Search code examples
clojurelazy-evaluationchunkinglazy-sequences

In Clojure, are lazy seqs always chunked?


I was under the impression that the lazy seqs were always chunked.

=> (take 1 (map #(do (print \.) %) (range)))
(................................0)

As expected 32 dots are printed because the lazy seq returned by range is chunked into 32 element chunks. However, when instead of range I try this with my own function get-rss-feeds, the lazy seq is no longer chunked:

=> (take 1 (map #(do (print \.) %) (get-rss-feeds r)))
(."http://wholehealthsource.blogspot.com/feeds/posts/default")

Only one dot is printed, so I guess the lazy-seq returned by get-rss-feeds is not chunked. Indeed:

=> (chunked-seq? (seq (range)))
true

=> (chunked-seq? (seq (get-rss-feeds r)))
false

Here is the source for get-rss-feeds:

(defn get-rss-feeds
  "returns a lazy seq of urls of all feeds; takes an html-resource from the enlive library"
  [hr]
  (map #(:href (:attrs %))
       (filter #(rss-feed? (:type (:attrs %))) (html/select hr [:link])))

So it appears that chunkiness depends on how the lazy seq is produced. I peeked at the source for the function range and there are hints of it being implemented in a "chunky" manner. So I'm a bit confused as to how this works. Can someone please clarify?


Here's why I need to know.

I have to following code: (get-rss-entry (get-rss-feeds h-res) url)

The call to get-rss-feeds returns a lazy sequence of URLs of feeds that I need to examine.

The call to get-rss-entry looks for a particular entry (whose :link field matches the second argument of get-rss-entry). It examines the lazy sequence returned by get-rss-feeds. Evaluating each item requires an http request across the network to fetch a new rss feed. To minimize the number of http requests it's important to examine the sequence one-by-one and stop as soon as there is a match.

Here is the code:

(defn get-rss-entry
  [feeds url]
  (ffirst (drop-while empty? (map #(entry-with-url % url) feeds))))

entry-with-url returns a lazy sequence of matches or an empty sequence if there is no match.

I tested this and it seems to work correctly (evaluating one feed url at a time). But I am worried that somewhere, somehow it will start behaving in a "chunky" way and it will start evaluating 32 feeds at a time. I know there is a way to avoid chunky behavior as discussed here, but it doesn't seem to even be required in this case.

Am I using lazy seq non-idiomatically?

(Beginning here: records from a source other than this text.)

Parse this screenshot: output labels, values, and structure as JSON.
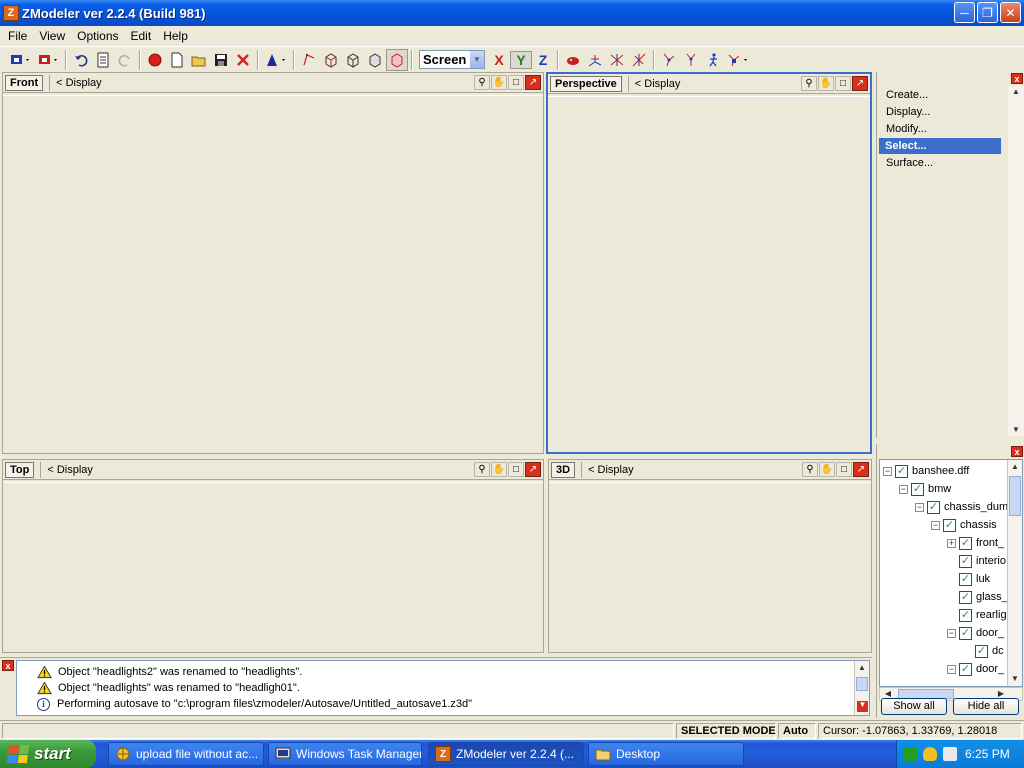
{
  "window": {
    "title": "ZModeler ver 2.2.4 (Build 981)",
    "icon": "zmodeler-app-icon"
  },
  "menu": [
    "File",
    "View",
    "Options",
    "Edit",
    "Help"
  ],
  "toolbar": {
    "coord_select": "Screen",
    "axes": [
      {
        "label": "X",
        "color": "#c8201c"
      },
      {
        "label": "Y",
        "color": "#208020"
      },
      {
        "label": "Z",
        "color": "#1c3cc0"
      }
    ]
  },
  "viewports": {
    "front": {
      "name": "Front",
      "display": "<  Display"
    },
    "perspective": {
      "name": "Perspective",
      "display": "<  Display"
    },
    "top": {
      "name": "Top",
      "display": "<  Display"
    },
    "view3d": {
      "name": "3D",
      "display": "<  Display"
    }
  },
  "command_panel": {
    "items": [
      "Create...",
      "Display...",
      "Modify...",
      "Select...",
      "Surface..."
    ],
    "selected": "Select..."
  },
  "tree": {
    "items": [
      {
        "label": "banshee.dff",
        "depth": 0,
        "expander": "minus"
      },
      {
        "label": "bmw",
        "depth": 1,
        "expander": "minus"
      },
      {
        "label": "chassis_dum",
        "depth": 2,
        "expander": "minus"
      },
      {
        "label": "chassis",
        "depth": 3,
        "expander": "minus"
      },
      {
        "label": "front_",
        "depth": 4,
        "expander": "plus"
      },
      {
        "label": "interio",
        "depth": 4,
        "expander": "none"
      },
      {
        "label": "luk",
        "depth": 4,
        "expander": "none"
      },
      {
        "label": "glass_",
        "depth": 4,
        "expander": "none"
      },
      {
        "label": "rearlig",
        "depth": 4,
        "expander": "none"
      },
      {
        "label": "door_",
        "depth": 4,
        "expander": "minus"
      },
      {
        "label": "dc",
        "depth": 5,
        "expander": "none"
      },
      {
        "label": "door_",
        "depth": 4,
        "expander": "minus"
      }
    ],
    "show_all": "Show all",
    "hide_all": "Hide all"
  },
  "log": [
    {
      "type": "warning",
      "text": "Object \"headlights2\" was renamed to \"headlights\"."
    },
    {
      "type": "warning",
      "text": "Object \"headlights\" was renamed to \"headligh01\"."
    },
    {
      "type": "info",
      "text": "Performing autosave to \"c:\\program files\\zmodeler/Autosave/Untitled_autosave1.z3d\""
    }
  ],
  "status": {
    "mode": "SELECTED MODE",
    "auto": "Auto",
    "cursor": "Cursor: -1.07863, 1.33769, 1.28018"
  },
  "taskbar": {
    "start": "start",
    "tasks": [
      {
        "label": "upload file without ac...",
        "icon": "browser-icon",
        "active": false
      },
      {
        "label": "Windows Task Manager",
        "icon": "task-manager-icon",
        "active": false
      },
      {
        "label": "ZModeler ver 2.2.4 (...",
        "icon": "zmodeler-app-icon",
        "active": true
      },
      {
        "label": "Desktop",
        "icon": "folder-icon",
        "active": false
      }
    ],
    "clock": "6:25 PM"
  }
}
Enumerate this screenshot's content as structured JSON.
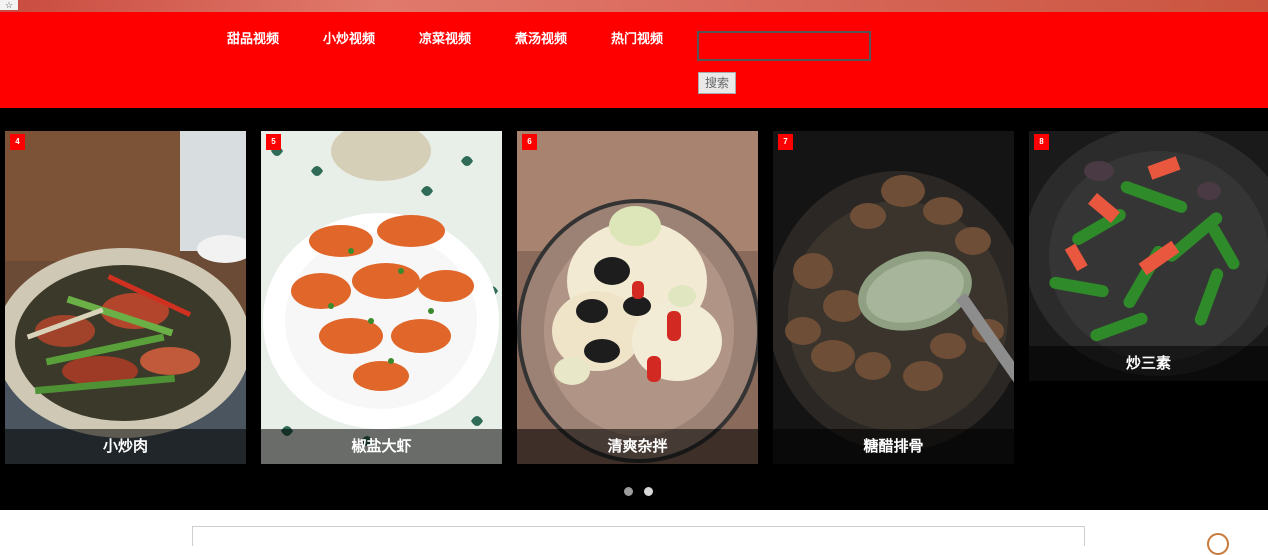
{
  "nav": {
    "items": [
      {
        "label": "甜品视频"
      },
      {
        "label": "小炒视频"
      },
      {
        "label": "凉菜视频"
      },
      {
        "label": "煮汤视频"
      },
      {
        "label": "热门视频"
      }
    ],
    "search_value": "",
    "search_button": "搜索"
  },
  "carousel": {
    "cards": [
      {
        "number": "4",
        "title": "小炒肉"
      },
      {
        "number": "5",
        "title": "椒盐大虾"
      },
      {
        "number": "6",
        "title": "清爽杂拌"
      },
      {
        "number": "7",
        "title": "糖醋排骨"
      },
      {
        "number": "8",
        "title": "炒三素"
      }
    ],
    "active_dot": 2
  },
  "colors": {
    "navbar": "#ff0000",
    "carousel_bg": "#000000",
    "badge": "#ff0000"
  }
}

Would loop/recur be a better option?


Solution

  • Depending on the vagueness of Chunking seems unwise as you mention above. Explicitly "un chunking" in cases where you really need it not to be chunked is also wise because then if at some other point your code changes in a way that chunkifies it things wont break. On another note, if you need actions to be sequential, agents are a great tool you could send the download functions to an agent then they will be run one at a time and only once regardless of how you evaluate the function. At some point you may want to pmap your sequence and then even un-chunking will not work though using an atom will continue to work correctly.